I understand your concern for your fellow because you are noticing him having facial tremors, drooling, and foaming which last for 1-3 minutes with 20 minutes between episodes.
Are these episodes of his head bobbing, or are they small groups of muscles twitching on his face/head?
Can he control and stop these episodes if you distract him (talk to him, offer him a treat)?
Do these seem to happen more when he is trying to do something (intention tremors) or more when he is at rest and relaxing (resting tremor)?
If these tremors seem to be muscle spasms of a group of muscles that he cannot control or stop it is certainly possible that your fellow is having petit mal seizures. These seizures affect a small group of muscles in a particular area of the body. They are not of the same significance as grand mal seizures (loss of consciousness, whole body, rhythmic, uncontrollable muscle contractions with possible loss of urine and stool continence) because the chance of body temperature increasing and subsequent brain damage is much less. We cannot distract a dog and get these muscle twitches to stop, they seem to stop and start of their own accord.
There are several things that can cause muscle contractions other than petite mal seizures. Infections, nerve damage or inflammation, kidney disease and mineral (especially calcium) or electrolyte disturbances can all cause muscle fasiculations (spasms) as well. None of these can be consciously stopped by your pup.

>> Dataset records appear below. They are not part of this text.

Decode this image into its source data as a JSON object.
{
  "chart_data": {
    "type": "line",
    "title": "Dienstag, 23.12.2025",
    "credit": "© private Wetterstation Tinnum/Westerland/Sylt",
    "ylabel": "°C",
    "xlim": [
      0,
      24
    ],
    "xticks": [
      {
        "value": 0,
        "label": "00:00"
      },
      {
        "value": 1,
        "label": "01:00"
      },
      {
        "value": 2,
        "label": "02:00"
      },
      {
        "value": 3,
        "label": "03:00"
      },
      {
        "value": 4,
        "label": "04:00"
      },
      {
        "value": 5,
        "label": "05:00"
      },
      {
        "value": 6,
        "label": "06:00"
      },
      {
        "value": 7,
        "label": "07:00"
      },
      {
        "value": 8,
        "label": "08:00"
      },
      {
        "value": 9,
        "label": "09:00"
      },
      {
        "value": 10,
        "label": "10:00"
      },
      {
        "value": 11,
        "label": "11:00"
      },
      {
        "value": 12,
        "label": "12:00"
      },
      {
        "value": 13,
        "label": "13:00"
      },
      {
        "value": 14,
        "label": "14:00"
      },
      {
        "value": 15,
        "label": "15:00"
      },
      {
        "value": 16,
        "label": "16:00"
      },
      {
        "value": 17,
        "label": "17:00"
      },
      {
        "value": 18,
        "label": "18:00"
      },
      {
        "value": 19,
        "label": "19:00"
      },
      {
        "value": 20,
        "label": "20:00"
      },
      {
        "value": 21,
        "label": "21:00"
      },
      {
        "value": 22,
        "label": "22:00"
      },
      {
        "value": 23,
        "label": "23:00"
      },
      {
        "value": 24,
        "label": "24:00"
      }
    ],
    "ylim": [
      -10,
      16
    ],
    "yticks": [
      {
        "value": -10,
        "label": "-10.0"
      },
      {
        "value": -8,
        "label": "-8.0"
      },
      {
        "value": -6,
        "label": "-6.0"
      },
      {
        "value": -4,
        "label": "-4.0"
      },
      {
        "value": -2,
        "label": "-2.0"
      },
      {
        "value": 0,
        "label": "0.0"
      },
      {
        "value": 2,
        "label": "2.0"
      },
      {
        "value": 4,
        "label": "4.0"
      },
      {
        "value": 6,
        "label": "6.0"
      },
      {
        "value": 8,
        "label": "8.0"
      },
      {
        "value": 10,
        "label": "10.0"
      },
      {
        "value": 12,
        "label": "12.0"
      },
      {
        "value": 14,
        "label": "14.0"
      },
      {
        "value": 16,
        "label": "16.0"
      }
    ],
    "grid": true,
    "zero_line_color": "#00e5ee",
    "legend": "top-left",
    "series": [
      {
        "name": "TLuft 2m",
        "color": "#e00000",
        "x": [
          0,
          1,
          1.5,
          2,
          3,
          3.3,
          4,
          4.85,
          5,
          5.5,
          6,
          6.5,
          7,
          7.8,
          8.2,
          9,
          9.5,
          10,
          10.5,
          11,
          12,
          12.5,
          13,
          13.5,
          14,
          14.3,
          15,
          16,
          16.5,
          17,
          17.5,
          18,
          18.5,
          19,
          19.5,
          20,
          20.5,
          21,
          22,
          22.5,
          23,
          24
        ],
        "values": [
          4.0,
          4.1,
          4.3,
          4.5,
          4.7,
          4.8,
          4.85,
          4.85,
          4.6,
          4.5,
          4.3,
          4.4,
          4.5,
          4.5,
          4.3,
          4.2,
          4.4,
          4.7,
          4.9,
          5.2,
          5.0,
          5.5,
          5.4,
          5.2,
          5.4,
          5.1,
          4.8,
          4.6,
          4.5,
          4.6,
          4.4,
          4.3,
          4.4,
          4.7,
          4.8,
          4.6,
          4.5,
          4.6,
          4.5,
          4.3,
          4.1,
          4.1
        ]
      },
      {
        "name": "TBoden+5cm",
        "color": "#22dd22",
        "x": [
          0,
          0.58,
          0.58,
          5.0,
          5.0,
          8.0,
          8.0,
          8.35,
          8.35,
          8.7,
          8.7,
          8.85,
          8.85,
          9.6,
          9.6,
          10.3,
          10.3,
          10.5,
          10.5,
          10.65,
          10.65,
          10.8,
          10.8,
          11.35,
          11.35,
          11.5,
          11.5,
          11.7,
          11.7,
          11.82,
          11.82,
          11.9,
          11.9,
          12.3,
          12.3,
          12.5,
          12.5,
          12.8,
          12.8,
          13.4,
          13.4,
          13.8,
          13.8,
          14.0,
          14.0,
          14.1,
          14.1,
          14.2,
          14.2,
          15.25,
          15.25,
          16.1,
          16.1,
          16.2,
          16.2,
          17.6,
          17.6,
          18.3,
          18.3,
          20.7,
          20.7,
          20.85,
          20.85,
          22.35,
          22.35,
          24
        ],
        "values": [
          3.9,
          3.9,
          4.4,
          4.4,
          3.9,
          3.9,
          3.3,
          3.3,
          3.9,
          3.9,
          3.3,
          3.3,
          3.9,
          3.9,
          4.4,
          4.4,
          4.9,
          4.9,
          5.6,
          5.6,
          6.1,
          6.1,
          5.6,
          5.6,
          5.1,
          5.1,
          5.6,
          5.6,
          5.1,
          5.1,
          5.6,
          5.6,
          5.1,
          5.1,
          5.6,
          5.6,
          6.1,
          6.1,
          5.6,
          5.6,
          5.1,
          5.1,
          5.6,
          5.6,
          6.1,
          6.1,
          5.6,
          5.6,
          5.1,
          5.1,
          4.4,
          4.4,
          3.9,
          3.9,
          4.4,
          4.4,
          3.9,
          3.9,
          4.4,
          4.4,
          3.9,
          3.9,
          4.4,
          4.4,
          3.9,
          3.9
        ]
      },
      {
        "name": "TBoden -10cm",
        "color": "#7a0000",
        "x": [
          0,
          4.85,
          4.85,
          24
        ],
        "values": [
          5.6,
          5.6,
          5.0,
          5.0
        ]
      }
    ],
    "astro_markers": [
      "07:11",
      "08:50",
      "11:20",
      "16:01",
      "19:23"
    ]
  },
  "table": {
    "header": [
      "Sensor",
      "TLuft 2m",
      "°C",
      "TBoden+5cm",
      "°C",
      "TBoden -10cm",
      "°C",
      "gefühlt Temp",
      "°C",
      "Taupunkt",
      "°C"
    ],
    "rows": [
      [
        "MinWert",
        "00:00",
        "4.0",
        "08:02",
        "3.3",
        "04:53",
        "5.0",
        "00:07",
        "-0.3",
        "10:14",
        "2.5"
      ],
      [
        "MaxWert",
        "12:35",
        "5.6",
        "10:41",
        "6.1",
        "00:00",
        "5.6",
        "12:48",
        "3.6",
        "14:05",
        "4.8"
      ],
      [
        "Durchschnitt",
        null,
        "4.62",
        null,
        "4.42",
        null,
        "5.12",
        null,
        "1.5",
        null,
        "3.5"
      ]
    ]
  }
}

There are also benign head tremors which we can see in some breeds of dogs, Bulldogs being one of those breeds. These are poorly understood but tend to occur when the dog is awake but relaxed. They can involve up and down "nodding" type movements or side to side "saying no" type movements rather than muscle spasms like we see with petit mal seizures. They will stop if the dog is distracted by something else. Very rarely these can signify brain disease, but in most instances they are benign and do not bother the dog. Although he is a Bulldog the episodes you are describing don't seem like these because your fellow's episodes seem more like facial muscle twitches and head bobbing episodes don't usually involve drooling.
I need to ask if you recently applied any topical flea medications or could he have been exposed to an insecticide? If so this can be a reaction to a toxin and you want to bathe him thoroughly to remove as much of the toxin as possible with something like Dawn dishwashing soap and cool water. Do not use hot water or scrub his skin as that will increase toxin absorption. Some flea control products, especially the over the counter products with high amounts of pyrethrin type insecticides can cause muscle twitches in sensitive dogs.
Another possible, but unlikely, cause of his symptoms is intervertebral disc disease. This is when the spongy discs between the vertebrae in her spine either prolapse or leak and put pressure on her spinal cord. This is quite painful and can lead to painful muscle spasms or if there is enough pressure then even paralysis can result. Keeping him very quiet, no running, jumping or bending over (elevate his food and water bowls to head height) is best. This is more commonly a cause of muscle twitches along the back or neck rather than head tremors, but I mention it to be complete.
If he seems to be progressing in symptoms and has a grand mal seizure (unconscious, unaware of surroundings, repetitive, uncontrollable whole body muscle movements with or without loss of urine or stool) then he definitely should be seen by a veterinarian on an emergency basis today.
In most cases with focal tremors or twitches we don't consider them an emergency, but given that his have been repetitive today and aren't stopping I think an emergency visit is best.
The veterinarian at the emergency clinic can examine him and run some tests to determine why he is having these motions and make sure that they are benign. I wouldn't wait too long to have him seen as some of the things that can cause muscle spasms (like toxins, electrolyte or mineral imbalances) can cause long term problems for your fellow and may be indicative of serious diseases. If this is intervertebral disc disease it is very important to relieve the inflammation so it does not progress to paralysis. If this is secondary to high blood calcium levels then addressing that promptly so there is no organ damage and tissue calcification is best.
It will be very helpful for the veterinarian to see one of these episodes. If you can tape one of these episodes on your cell phone and take it in so they can see it then that would be very helpful.
Please let me know if you have any further questions.